Emiliano Aguirre Documentary Collection


Emiliano Aguirre’s scientific archive arrived at the Atapuerca Foundation in 2018, as the result of an agreement between the Atapuerca Foundation and the Emiliano Aguirre Paleontological Foundation, owner of the documentary collection, for its preservation, cataloguing, and dissemination.

The work of preservation, cataloguing, and dissemination is made possible thanks to the support of the Círculo Burgos and Ibercaja Foundations.

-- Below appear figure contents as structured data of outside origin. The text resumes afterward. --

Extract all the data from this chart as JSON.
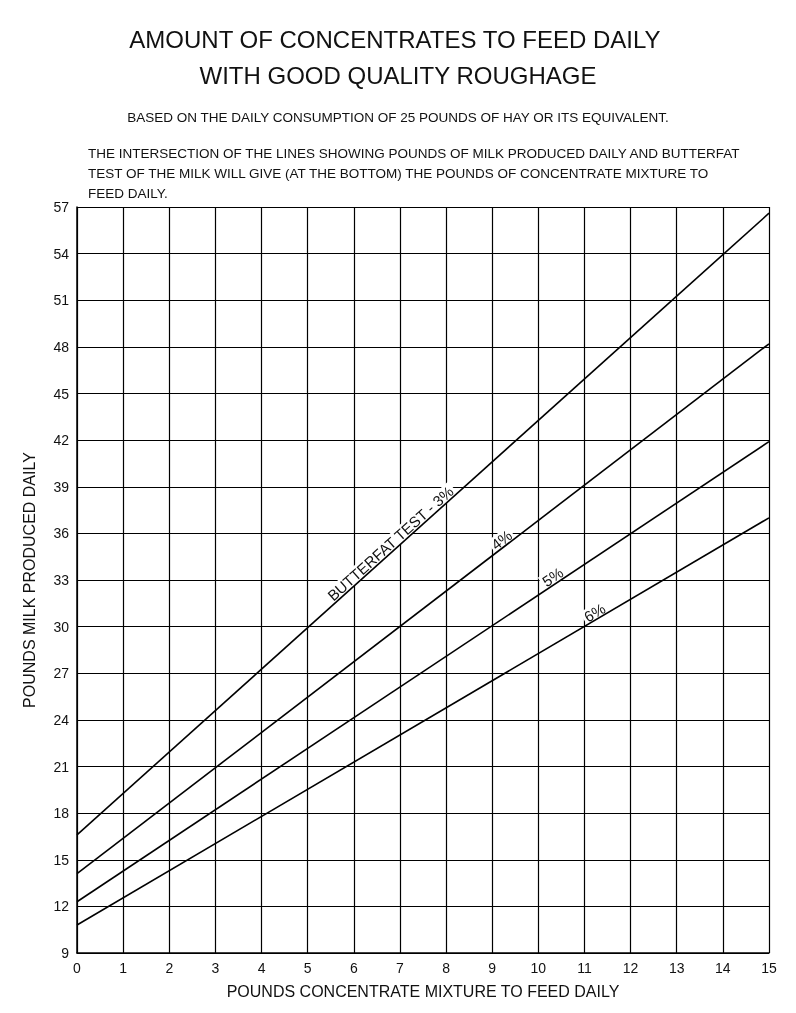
{
  "chart_data": {
    "type": "line",
    "title": "AMOUNT OF CONCENTRATES TO FEED DAILY WITH GOOD QUALITY ROUGHAGE",
    "subtitle": "BASED ON THE DAILY CONSUMPTION OF 25 POUNDS OF HAY OR ITS EQUIVALENT.",
    "xlabel": "POUNDS CONCENTRATE MIXTURE TO FEED DAILY",
    "ylabel": "POUNDS MILK PRODUCED DAILY",
    "annotations": [
      "THE INTERSECTION OF THE LINES SHOWING POUNDS OF MILK PRODUCED DAILY AND BUTTERFAT TEST OF THE MILK WILL GIVE (AT THE BOTTOM) THE POUNDS OF CONCENTRATE MIXTURE TO FEED DAILY.",
      {
        "text": "BUTTERFAT TEST - 3%",
        "x": 6.9,
        "y": 35.0
      },
      {
        "text": "4%",
        "x": 9.3,
        "y": 35.2
      },
      {
        "text": "5%",
        "x": 10.4,
        "y": 32.8
      },
      {
        "text": "6%",
        "x": 11.3,
        "y": 30.5
      }
    ],
    "series": [
      {
        "color": "#000000",
        "values": [
          16.6,
          56.6
        ]
      },
      {
        "color": "#000000",
        "values": [
          14.1,
          48.2
        ]
      },
      {
        "color": "#000000",
        "values": [
          12.3,
          41.9
        ]
      },
      {
        "color": "#000000",
        "values": [
          10.8,
          37.0
        ]
      }
    ],
    "x": [
      0,
      15
    ],
    "xlim": [
      0,
      15
    ],
    "xticks": [
      0,
      1,
      2,
      3,
      4,
      5,
      6,
      7,
      8,
      9,
      10,
      11,
      12,
      13,
      14,
      15
    ],
    "ylim": [
      9,
      57
    ],
    "yticks": [
      9,
      12,
      15,
      18,
      21,
      24,
      27,
      30,
      33,
      36,
      39,
      42,
      45,
      48,
      51,
      54,
      57
    ],
    "grid": true,
    "marker": "none",
    "line_style": "solid"
  }
}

Algunos de los libros del Fondo bibliográfico de Emiliano Aguirre. Foto: Susana Santamaría / Fundación Atapuerca
Some of the books from Emiliano Aguirre’s bibliographic collection. Photo: Susana Santamaría / Atapuerca Foundation

This documentary collection of the “father of Atapuerca” is made up of an extensive body of academic and scientific material, which is currently in the process of being catalogued. Among the documents that will be available for consultation on the Atapuerca Foundation’s website are personal correspondence, telegrams, press clippings, original manuscripts, corrected typed copies, doctoral theses, teaching preparation materials, scientific articles and conference papers, as well as field notebooks from different sites such as the Nubian archaeological mission of 1963, study visits on bone materials in Kenya and South Africa in 1968, notes on the study of East African hominids in 1977, and field notebooks from sites in Spain: Gándaras de Budiño (Pontevedra) and Torralba and Ambrona (Soria) in the 1960s, as well as the notebooks and field diary from the Atapuerca (Burgos) excavations between 1978 and 1990.

Óleo sobre lienzo. Autora: A. Salamanca 2008
Oil on canvas. Author: A. Salamanca, 2008

As a result of his other passion, painting, high-quality drawings from Natural Sciences courses at the Complutense University of Madrid have been preserved; as well as zoology class drawings from 1952 and 1953; notebooks with notes and bird drawings from 1954; sketches painted from life of African ethnic dances from the 1960s; and several caricatures of Spanish, European, and American paleontologists from the 1950s and 1960s.